THE ARMY.—At about this time a great change took place in the constitution of the army. The occupation of a soldier had become a trade. Besides the levy of citizens, there was established a recruiting system, which drew into the ranks the idle and lazy, and a system of re-inforcements, by which cavalry and light-armed troops were taken from subject and vassal states. Thus there arose a military class, distinct, as it had not been of old, from the civil orders, and ready to act separately when its own interest or the ambition of favorite leaders might prompt.
SATURNINUS.—Marius lacked the judgment and the firmness required by a statesman, especially in troublous times. When Saturninus and Glaucia brought forward a series of measures of a radical character in behalf of the democratic cause, and the consul Metellus, who opposed them, was obliged to go into voluntary exile, Marius, growing ashamed of the factious and violent proceedings of the popular party, was partially won over to the support of the Senate. When C. Memmius, candidate for consul, was killed with bludgeons by the mob of Saturninus and Glaucia, and there was fighting in the forum and the streets, he helped to put down these reckless innovators (99). But his want of hearty cooperation with either party made him hated by both. Metellus was recalled from banishment. Marius went to Asia, and visited the court of Mithridates.

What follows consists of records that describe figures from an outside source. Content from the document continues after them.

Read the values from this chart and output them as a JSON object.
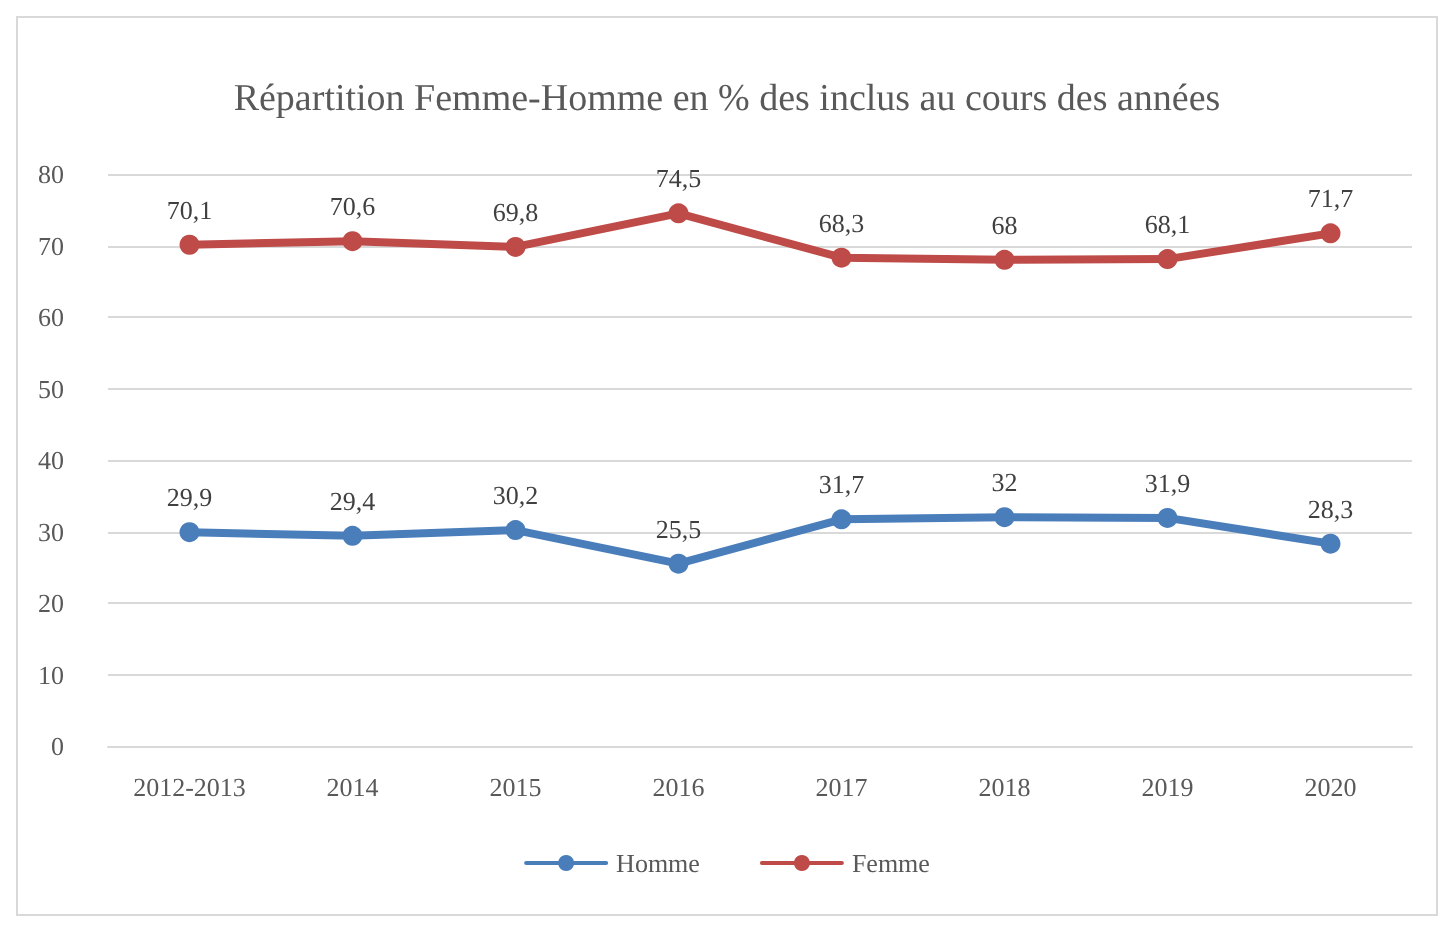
{
  "chart_data": {
    "type": "line",
    "title": "Répartition Femme-Homme en % des inclus au cours des années",
    "categories": [
      "2012-2013",
      "2014",
      "2015",
      "2016",
      "2017",
      "2018",
      "2019",
      "2020"
    ],
    "series": [
      {
        "name": "Homme",
        "color": "#4a7ebb",
        "values": [
          29.9,
          29.4,
          30.2,
          25.5,
          31.7,
          32,
          31.9,
          28.3
        ],
        "value_labels": [
          "29,9",
          "29,4",
          "30,2",
          "25,5",
          "31,7",
          "32",
          "31,9",
          "28,3"
        ]
      },
      {
        "name": "Femme",
        "color": "#be4b48",
        "values": [
          70.1,
          70.6,
          69.8,
          74.5,
          68.3,
          68,
          68.1,
          71.7
        ],
        "value_labels": [
          "70,1",
          "70,6",
          "69,8",
          "74,5",
          "68,3",
          "68",
          "68,1",
          "71,7"
        ]
      }
    ],
    "ylim": [
      0,
      80
    ],
    "yticks": [
      0,
      10,
      20,
      30,
      40,
      50,
      60,
      70,
      80
    ],
    "grid": "y",
    "legend": "bottom",
    "marker": "circle",
    "line_style": "solid"
  }
}
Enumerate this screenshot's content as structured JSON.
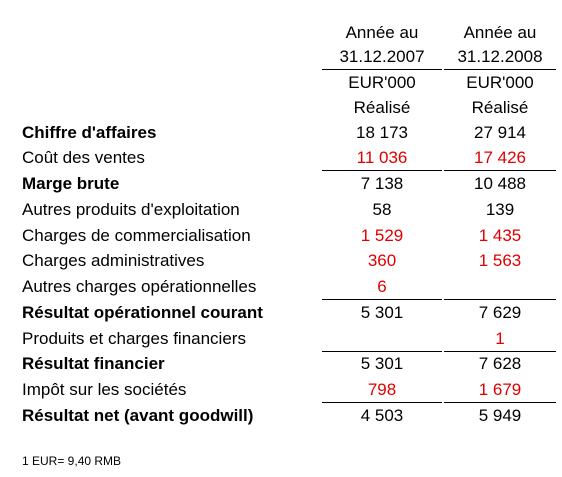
{
  "header": {
    "columns": [
      [
        "Année au",
        "31.12.2007",
        "EUR'000",
        "Réalisé"
      ],
      [
        "Année au",
        "31.12.2008",
        "EUR'000",
        "Réalisé"
      ]
    ]
  },
  "table": {
    "rows": [
      [
        "Chiffre d'affaires",
        "18 173",
        "27 914"
      ],
      [
        "Coût des ventes",
        "11 036",
        "17 426"
      ],
      [
        "Marge brute",
        "7 138",
        "10 488"
      ],
      [
        "Autres produits d'exploitation",
        "58",
        "139"
      ],
      [
        "Charges de commercialisation",
        "1 529",
        "1 435"
      ],
      [
        "Charges administratives",
        "360",
        "1 563"
      ],
      [
        "Autres charges opérationnelles",
        "6",
        ""
      ],
      [
        "Résultat opérationnel courant",
        "5 301",
        "7 629"
      ],
      [
        "Produits et charges financiers",
        "",
        "1"
      ],
      [
        "Résultat financier",
        "5 301",
        "7 628"
      ],
      [
        "Impôt sur les sociétés",
        "798",
        "1 679"
      ],
      [
        "Résultat net (avant goodwill)",
        "4 503",
        "5 949"
      ]
    ]
  },
  "footnote": "1 EUR= 9,40 RMB"
}
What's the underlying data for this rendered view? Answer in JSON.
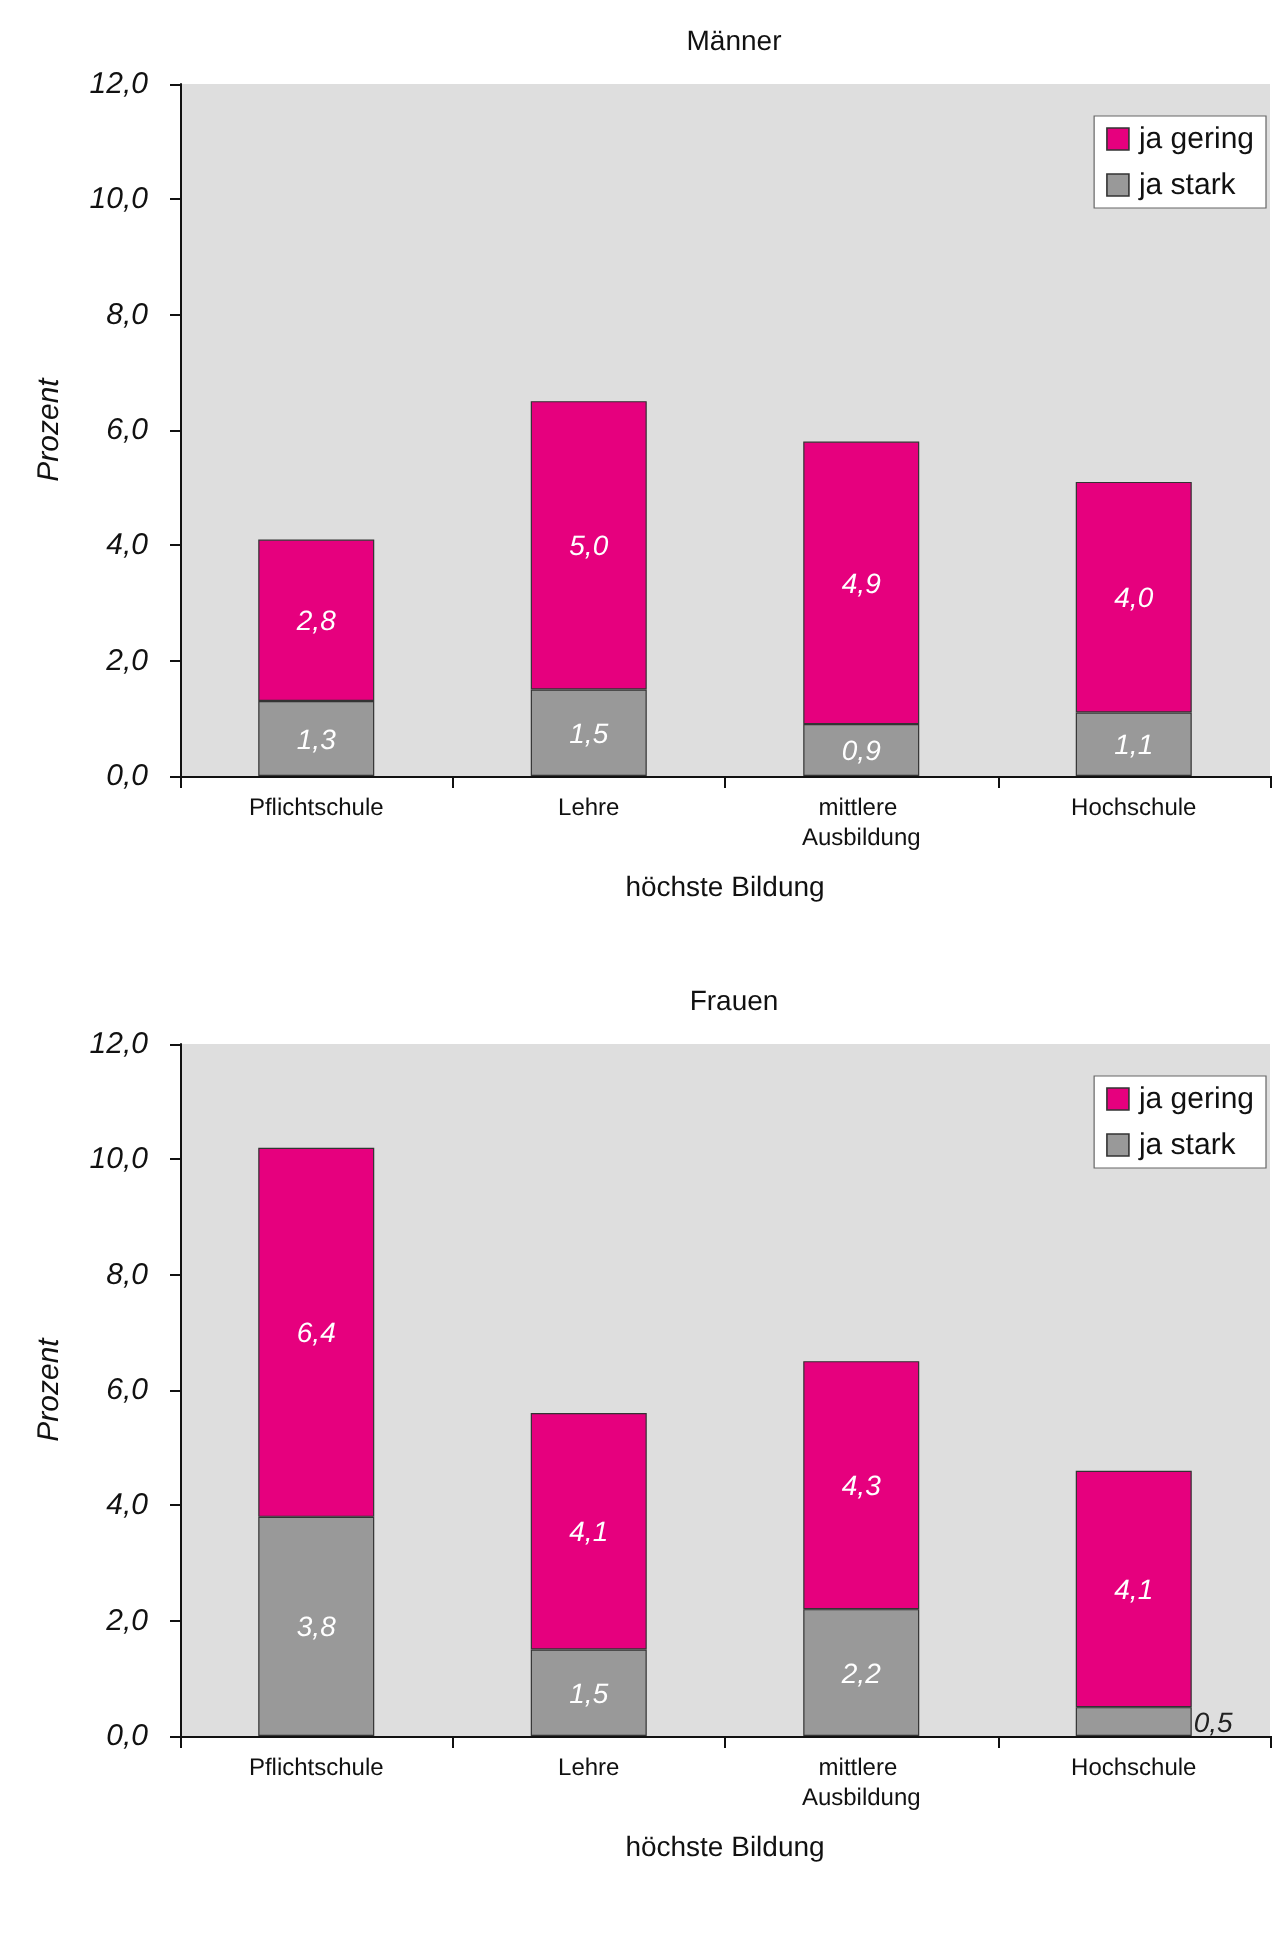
{
  "chart_data": [
    {
      "type": "bar",
      "title": "Männer",
      "xlabel": "höchste Bildung",
      "ylabel": "Prozent",
      "categories": [
        "Pflichtschule",
        "Lehre",
        "mittlere Ausbildung",
        "Hochschule"
      ],
      "stacked": true,
      "ylim": [
        0,
        12
      ],
      "yticks": [
        {
          "value": 0,
          "label": "0,0"
        },
        {
          "value": 2,
          "label": "2,0"
        },
        {
          "value": 4,
          "label": "4,0"
        },
        {
          "value": 6,
          "label": "6,0"
        },
        {
          "value": 8,
          "label": "8,0"
        },
        {
          "value": 10,
          "label": "10,0"
        },
        {
          "value": 12,
          "label": "12,0"
        }
      ],
      "legend": "top right",
      "grid": false,
      "series": [
        {
          "name": "ja stark",
          "color": "#999999",
          "values": [
            1.3,
            1.5,
            0.9,
            1.1
          ],
          "value_labels": [
            "1,3",
            "1,5",
            "0,9",
            "1,1"
          ]
        },
        {
          "name": "ja gering",
          "color": "#e6007e",
          "values": [
            2.8,
            5.0,
            4.9,
            4.0
          ],
          "value_labels": [
            "2,8",
            "5,0",
            "4,9",
            "4,0"
          ]
        }
      ]
    },
    {
      "type": "bar",
      "title": "Frauen",
      "xlabel": "höchste Bildung",
      "ylabel": "Prozent",
      "categories": [
        "Pflichtschule",
        "Lehre",
        "mittlere Ausbildung",
        "Hochschule"
      ],
      "stacked": true,
      "ylim": [
        0,
        12
      ],
      "yticks": [
        {
          "value": 0,
          "label": "0,0"
        },
        {
          "value": 2,
          "label": "2,0"
        },
        {
          "value": 4,
          "label": "4,0"
        },
        {
          "value": 6,
          "label": "6,0"
        },
        {
          "value": 8,
          "label": "8,0"
        },
        {
          "value": 10,
          "label": "10,0"
        },
        {
          "value": 12,
          "label": "12,0"
        }
      ],
      "legend": "top right",
      "grid": false,
      "series": [
        {
          "name": "ja stark",
          "color": "#999999",
          "values": [
            3.8,
            1.5,
            2.2,
            0.5
          ],
          "value_labels": [
            "3,8",
            "1,5",
            "2,2",
            "0,5"
          ]
        },
        {
          "name": "ja gering",
          "color": "#e6007e",
          "values": [
            6.4,
            4.1,
            4.3,
            4.1
          ],
          "value_labels": [
            "6,4",
            "4,1",
            "4,3",
            "4,1"
          ]
        }
      ]
    }
  ]
}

THE MURDER OF DRUSUS.—Nearly ten years of comparative quiet ensued. The long continued complaints of the Italians found at last a voice in the measures of M. Livius Drusus, a tribune, who, in 91, proposed that they should have the right of citizenship. Two other propositions, one referring to the relations of the Equites and the Senate, and the other for a new division of lands, had been accepted by the people, but were by the Senate declared null. Before Drusus could bring forward the law respecting Italian citizenship, he was assassinated. Neither Senate nor people was favorable to this righteous measure.
THE ITALIAN OR SOCIAL WAR (90-88 B.C.).—The murder of Drusus was the signal for an insurrection of the Italian communities. They organized for themselves a federal republic. The peril occasioned by this great revolt reconciled for the moment the contending parties at Rome. In the North, where Marius fought, the Romans were generally successful: in the South, the allies were at first superior; but in 89, in spite of Sulla's bold forays, they were worsted. But it was by policy, more than by arms, that the Romans subdued this dangerous revolt. They promised full citizenship to those who had not taken part in the war, and to those who would at once cease to take part in it (90). Finally, when it was plain that Rome was too strong to be overcome, the conflict was ended by granting to the allies all that they had ever claimed (89). Rome had now made ALL ITALY (south of Cisalpine Gaul), except the Samnites and Lucanians, EQUAL WITH HERSELF. But Italy had been ravaged by desolating war: the number of small proprietors was more than ever diminished, and the army and the generals were becoming the predominant force in the affairs of the state.